Bob Marley had a number of children: three with his wife Rita, two adopted from Rita's previous relationships, and the remaining seven with separate women.[34] His children are, in order of birth:

  1. Imani Carole, born May 22, 1963 to Cheryl Murray
  2. Sharon, born November 23, 1964, to Rita in previous relationship;
  3. Cedella born August 23, 1967, to Rita;
  4. David "Ziggy", born October 17, 1968, to Rita;
  5. Stephen, born April 20, 1972, to Rita;
  6. Robert "Robbie", born May 16, 1972, to Pat Williams;
  7. Rohan, born May 19, 1972, to Janet Hunt;
  8. Karen, born 1973 to Janet Bowen;
  9. Stephanie, born August 17, 1974; according to Cedella Booker she was the daughter of Rita and a man called Ital with whom Rita had an affair; nonetheless she was acknowledged as Bob's daughter;
  10. Julian, born June 4, 1975, to Lucy Pounder;
  11. Ky-Mani, born February 26, 1976, to Anita Belnavis;
  12. Damian, born July 21, 1978, to Cindy Breakspeare;
  13. Makeda, born May 30, 1981, to Yvette Crichton.

 

Tours

  • Apr–Jul 1973: Catch a Fire Tour (England, USA)
  • Oct–Nov 1973: Burnin' Tour (USA, England)
  • Jun–Jul 1975: Natty Dread Tour (USA, Canada, England)
  • Apr–Jul 1976: Rastaman Vibration Tour (USA, Canada, Germany, Sweden, Netherlands, France, England, Wales)
  • May–Jun 1977: Exodus Tour (France, Belgium, Netherlands, Germany, Sweden, Denmark, England)
  • May–Aug 1978: Kaya Tour (USA, Canada, England, France, Spain, Sweden, Denmark, Norway, Netherlands, Belgium)
  • Apr–May 1979: Babylon by Bus Tour (Japan, New Zealand, Australia, Hawaii)
  • Oct 1979–Jan 1980: Survival Tour (USA, Canada, Trinidad/Tobago, Bahamas, Gabon)
  • May–Sep 1980: Uprising Tour (Switzerland, Germany, France, Norway, Sweden, Denmark, Belgium, Netherlands, Italy, Spain, Ireland, England, Scotland, Wales, USA)

Discography

  • Studio One Recordings:
    • The Wailing Wailers (1965)
  • Beverly's Recordings:
    • The Best of the Wailers (1970)
  • Trojan Recordings:
    • Soul Rebels (1970)
    • Soul Revolution (1971)
    • Soul Revolution Part II (1971)
    • African Herbsman (1973)
    • Rasta Revolution (1974)
  • Island/Tuff Gong Recordings:
    • Catch a Fire (1973)
    • Burnin' (1973)
    • Natty Dread (1974)
    • Live!: Recorded at The Lyceum Theatre, London (1975)
    • Rastaman Vibration (1976)
    • Exodus (1977)
    • Kaya (1978)
    • Babylon by Bus (1978)
    • Survival (1979)
    • Uprising (1980)
    • Chances Are (1981)
    • Confrontation (1983)
    • Legend (1984)

Awards and honours

  • 1976: Band of the Year (Rolling Stone)
  • June 1978: Awarded the Peace Medal of the Third World from the United Nations
  • February 1981: Awarded Jamaica's third highest honor, the Jamaican Order of Merit
  • March 1994: Inducted into the Rock and Roll Hall of Fame
  • 1999: Album of the Century for Exodus (Time magazine)
  • February 2001: A star on the Hollywood Walk of Fame
  • February 2001: Awarded Grammy Lifetime Achievement Award
  • 2004: Rolling Stone ranked him #11 on their list of the 100 Greatest Artists of All Time.[35]
  • "One Love" named song of the millennium by The BBC
  • Voted as one of the greatest lyricists of all time by a BBC poll.[36]
  • 2006 A plaque dedicated to him by Nubian Jak community trust and supported by Her Majesty's Foreign Office.[37]

Film adaptation's

In February 2008, director Martin Scorsese announced his intention to produce a documentary movie on Marley.

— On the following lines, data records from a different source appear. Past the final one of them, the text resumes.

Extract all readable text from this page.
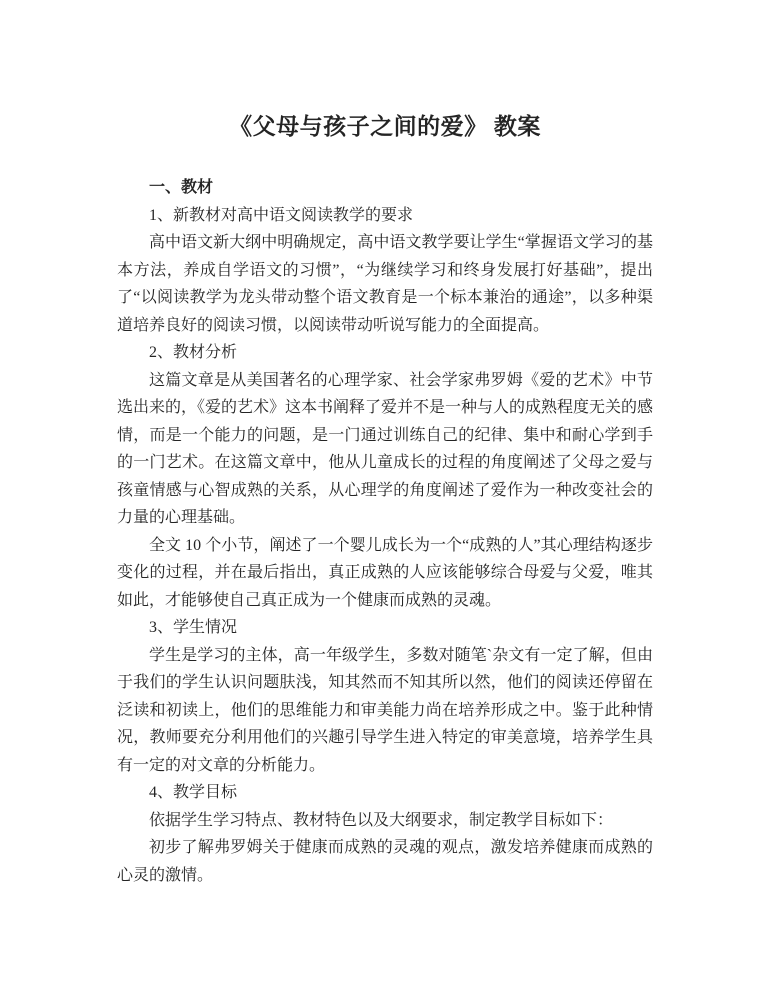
《父母与孩子之间的爱》 教案

一、教材

1、新教材对高中语文阅读教学的要求

高中语文新大纲中明确规定，高中语文教学要让学生“掌握语文学习的基本方法，养成自学语文的习惯”，“为继续学习和终身发展打好基础”，提出了“以阅读教学为龙头带动整个语文教育是一个标本兼治的通途”，以多种渠道培养良好的阅读习惯，以阅读带动听说写能力的全面提高。

2、教材分析

这篇文章是从美国著名的心理学家、社会学家弗罗姆《爱的艺术》中节选出来的，《爱的艺术》这本书阐释了爱并不是一种与人的成熟程度无关的感情，而是一个能力的问题，是一门通过训练自己的纪律、集中和耐心学到手的一门艺术。在这篇文章中，他从儿童成长的过程的角度阐述了父母之爱与孩童情感与心智成熟的关系，从心理学的角度阐述了爱作为一种改变社会的力量的心理基础。

全文 10 个小节，阐述了一个婴儿成长为一个“成熟的人”其心理结构逐步变化的过程，并在最后指出，真正成熟的人应该能够综合母爱与父爱，唯其如此，才能够使自己真正成为一个健康而成熟的灵魂。

3、学生情况

学生是学习的主体，高一年级学生，多数对随笔`杂文有一定了解，但由于我们的学生认识问题肤浅，知其然而不知其所以然，他们的阅读还停留在泛读和初读上，他们的思维能力和审美能力尚在培养形成之中。鉴于此种情况，教师要充分利用他们的兴趣引导学生进入特定的审美意境，培养学生具有一定的对文章的分析能力。

4、教学目标

依据学生学习特点、教材特色以及大纲要求，制定教学目标如下：

初步了解弗罗姆关于健康而成熟的灵魂的观点，激发培养健康而成熟的心灵的激情。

The film is set to be released on February 6, 2010, on what would have been Marley's 65th birthday.[38] Recently, however, Scorsese dropped out due to scheduling problems. He is being replaced by Jonathan Demme.[39]

In March 2008, The Weinstein Company announced its plans to produce a biopic of Bob Marley, based on the book No Woman No Cry: My Life With Bob Marley by Rita Marley. Rudy Langlais will produce the script by Lizzie Borden and Rita Marley will exec produce.[40]